Thats the reason, why there are more bindings for more languages for GNOME and GTK+ then for KDE and Qt.
( And doesn’t compile V to C? So it creates not its own binaries. It only compiles to C, So it isn’t a surprise, that it is compatible to C. )
Other languages can not easiely access objects and classes, which are written in C++.
So, I think Carbon will be the first one, which can do it. So no bindings are needed.
theuserbl,
And it’s not just different languages that can have trouble with C++ objects, even C++ compilers have different calling conventions that make their binaries incompatible with each other.
https://sourceforge.net/p/mingw/mailman/mingw-users/thread/BAY143-DS3B09800DE993A271B1E6EDF720%40phx.gbl/#msg20086642
https://stackoverflow.com/questions/52713849/why-does-gcc-ignore-attribute-stdcall
For better or worse extern ‘C’ is often the easiest way to address these incompatibilities by using C bindings even with C++ projects. You end up loosing classes and namespaces that give C++ an advantage over C.
The programming world clearly needs a better standard for APIs, but it’s damn hard to replace C when it’s been the dominant defacto standard that nearly all compiled languages have to adhere to for compatibility. I expect it will remain the greatest common divisor of all languages for the foreseeable future.
Regardless of what carbon is technically capable of, it won’t be google’s intentions but rather the embrace or rejection of it by the programming community that will determine if it can become a succeeding standard.
What would bring up another language ? Would everyone switch to it ? https://www.explainxkcd.com/wiki/index.php/927:_Standards
Kochise,
C will continue being the standard for APIs. Languages have to be compatible with it, not because C deserves this status, but because it was there first and doesn’t use the same starting line.
That’s the thing with popularity contests. Things become less about merit and more about the network effects. Like most incumbencies C is propelled by sheer popularity despite the problems it causes.
There are already plenty of successors to C++. Is this another C-like object-oriented language with all the “problematic features” ripped out and a whole new standard class library?
One of my first thoughts was “Does it support older versions of macOS? I’m sure some people will want to target Carbon from Carbon.”
Oh yeah, I forgot about this one, thank for the reminder.
Before reading the blurb, my first thought was to wonder why Google was moving to MacOS when they are so heavy into Linux. Then I had to wonder how a business based on search algorithms would choose a name that would be so hard to search for. “programming carbon” and “carbon language” are going to bring up a lot more Apple resources than Google resources.
Wonder what the interoperability will be between Carbon and Rust? Will it be analogous to C++ and C?
Not really. 2003 was 20 years ago.
And the amount of activity in Carbon for MacOS has been minuscule since then.
“2003 was 20 years ago.” – Time’s running fast these days, but not _that_ fast :D.
Again a successor for C++ ?
At first it was Java.
Then C#. (Which have a preprocessor)
And D.
And Rust.
And Googles own language Go.
Carbon’s syntax looks a little bit like Java and Scala.
But hopefullly it is now really 100% compatible with C++.
That means, it is easy to write Qt applications in Carbon?
Can you write Qt application using Carbon that target the Carbon environment on MacOS X?
Carbon disappeared a long time ago on macOS
I see the same set of issues from google coding as I see in Microsoft!
Embrace the existing. Extend the methodology. Extinguish the old system.
I wish mega-corps would stop messing around with the backbone of tech. The C family is too important to have any aspect locked down by one company.

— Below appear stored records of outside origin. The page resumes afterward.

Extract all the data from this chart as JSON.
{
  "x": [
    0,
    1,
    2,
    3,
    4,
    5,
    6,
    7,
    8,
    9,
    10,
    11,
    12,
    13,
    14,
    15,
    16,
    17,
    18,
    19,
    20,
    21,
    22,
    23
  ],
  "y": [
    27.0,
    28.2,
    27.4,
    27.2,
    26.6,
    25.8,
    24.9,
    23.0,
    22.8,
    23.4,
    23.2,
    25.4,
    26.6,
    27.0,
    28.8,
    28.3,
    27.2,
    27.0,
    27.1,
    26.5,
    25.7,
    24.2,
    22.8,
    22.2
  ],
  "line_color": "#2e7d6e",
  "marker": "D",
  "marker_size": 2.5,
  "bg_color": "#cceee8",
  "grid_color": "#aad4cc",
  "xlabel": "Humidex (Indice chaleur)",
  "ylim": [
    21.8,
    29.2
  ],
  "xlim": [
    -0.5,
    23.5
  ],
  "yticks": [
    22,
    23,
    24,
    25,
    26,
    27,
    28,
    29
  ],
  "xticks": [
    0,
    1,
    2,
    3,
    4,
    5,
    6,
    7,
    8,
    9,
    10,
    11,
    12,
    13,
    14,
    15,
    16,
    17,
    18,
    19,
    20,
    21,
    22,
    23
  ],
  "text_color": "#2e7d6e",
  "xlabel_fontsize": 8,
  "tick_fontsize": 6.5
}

Every attempt to go it alone (D, E, G, V, Carbon, etc) creates some variation that as a source package is one more headache for the user.

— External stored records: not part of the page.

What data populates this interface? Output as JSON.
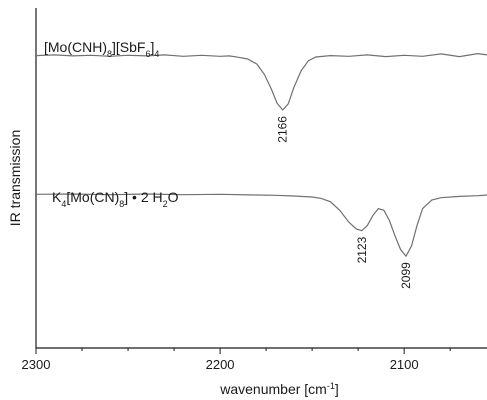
{
  "chart_data": {
    "type": "line",
    "xlabel_parts": [
      {
        "text": "wavenumber [cm",
        "sup": false
      },
      {
        "text": "-1",
        "sup": true
      },
      {
        "text": "]",
        "sup": false
      }
    ],
    "ylabel": "IR transmission",
    "xlim": [
      2300,
      2055
    ],
    "x_reversed": true,
    "xticks": [
      2300,
      2200,
      2100
    ],
    "yticks_labeled": false,
    "grid": false,
    "series": [
      {
        "label_parts": [
          {
            "text": "[Mo(CNH)",
            "sub": false
          },
          {
            "text": "8",
            "sub": true
          },
          {
            "text": "][SbF",
            "sub": false
          },
          {
            "text": "6",
            "sub": true
          },
          {
            "text": "]",
            "sub": false
          },
          {
            "text": "4",
            "sub": true
          }
        ],
        "points": [
          [
            2300,
            0.86
          ],
          [
            2290,
            0.862
          ],
          [
            2280,
            0.859
          ],
          [
            2270,
            0.861
          ],
          [
            2260,
            0.858
          ],
          [
            2250,
            0.861
          ],
          [
            2240,
            0.859
          ],
          [
            2230,
            0.862
          ],
          [
            2220,
            0.858
          ],
          [
            2210,
            0.861
          ],
          [
            2200,
            0.858
          ],
          [
            2195,
            0.859
          ],
          [
            2190,
            0.855
          ],
          [
            2185,
            0.85
          ],
          [
            2180,
            0.835
          ],
          [
            2176,
            0.805
          ],
          [
            2172,
            0.76
          ],
          [
            2169,
            0.72
          ],
          [
            2166,
            0.7
          ],
          [
            2163,
            0.718
          ],
          [
            2160,
            0.765
          ],
          [
            2156,
            0.815
          ],
          [
            2152,
            0.845
          ],
          [
            2148,
            0.856
          ],
          [
            2140,
            0.86
          ],
          [
            2130,
            0.858
          ],
          [
            2120,
            0.862
          ],
          [
            2110,
            0.857
          ],
          [
            2100,
            0.861
          ],
          [
            2090,
            0.858
          ],
          [
            2080,
            0.865
          ],
          [
            2070,
            0.857
          ],
          [
            2060,
            0.866
          ],
          [
            2055,
            0.862
          ]
        ],
        "peaks": [
          {
            "x": 2166,
            "label": "2166"
          }
        ]
      },
      {
        "label_parts": [
          {
            "text": "K",
            "sub": false
          },
          {
            "text": "4",
            "sub": true
          },
          {
            "text": "[Mo(CN)",
            "sub": false
          },
          {
            "text": "8",
            "sub": true
          },
          {
            "text": "] • 2 H",
            "sub": false
          },
          {
            "text": "2",
            "sub": true
          },
          {
            "text": "O",
            "sub": false
          }
        ],
        "points": [
          [
            2300,
            0.452
          ],
          [
            2280,
            0.453
          ],
          [
            2260,
            0.451
          ],
          [
            2240,
            0.453
          ],
          [
            2220,
            0.451
          ],
          [
            2200,
            0.452
          ],
          [
            2180,
            0.45
          ],
          [
            2170,
            0.449
          ],
          [
            2160,
            0.447
          ],
          [
            2150,
            0.444
          ],
          [
            2145,
            0.44
          ],
          [
            2140,
            0.43
          ],
          [
            2135,
            0.405
          ],
          [
            2130,
            0.37
          ],
          [
            2126,
            0.35
          ],
          [
            2123,
            0.345
          ],
          [
            2120,
            0.36
          ],
          [
            2117,
            0.39
          ],
          [
            2114,
            0.41
          ],
          [
            2111,
            0.405
          ],
          [
            2108,
            0.375
          ],
          [
            2105,
            0.33
          ],
          [
            2102,
            0.29
          ],
          [
            2099,
            0.27
          ],
          [
            2096,
            0.3
          ],
          [
            2093,
            0.36
          ],
          [
            2090,
            0.41
          ],
          [
            2085,
            0.435
          ],
          [
            2080,
            0.442
          ],
          [
            2070,
            0.446
          ],
          [
            2060,
            0.448
          ],
          [
            2055,
            0.45
          ]
        ],
        "peaks": [
          {
            "x": 2123,
            "label": "2123"
          },
          {
            "x": 2099,
            "label": "2099"
          }
        ]
      }
    ],
    "line_color": "#707070",
    "axis_color": "#1a1a1a"
  }
}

From the little I have read this language is more like Swift. While there are other C++ successors they can’t easily use existing C++ code. They need to use bindings using the C ABI as an intermediary step (extern “C”) and/or foreign function interfaces like JNI that are not trivial Meanwhile in Swift you can directly use a class written in Objective C and if I understand correctly this is the objective with Carbon.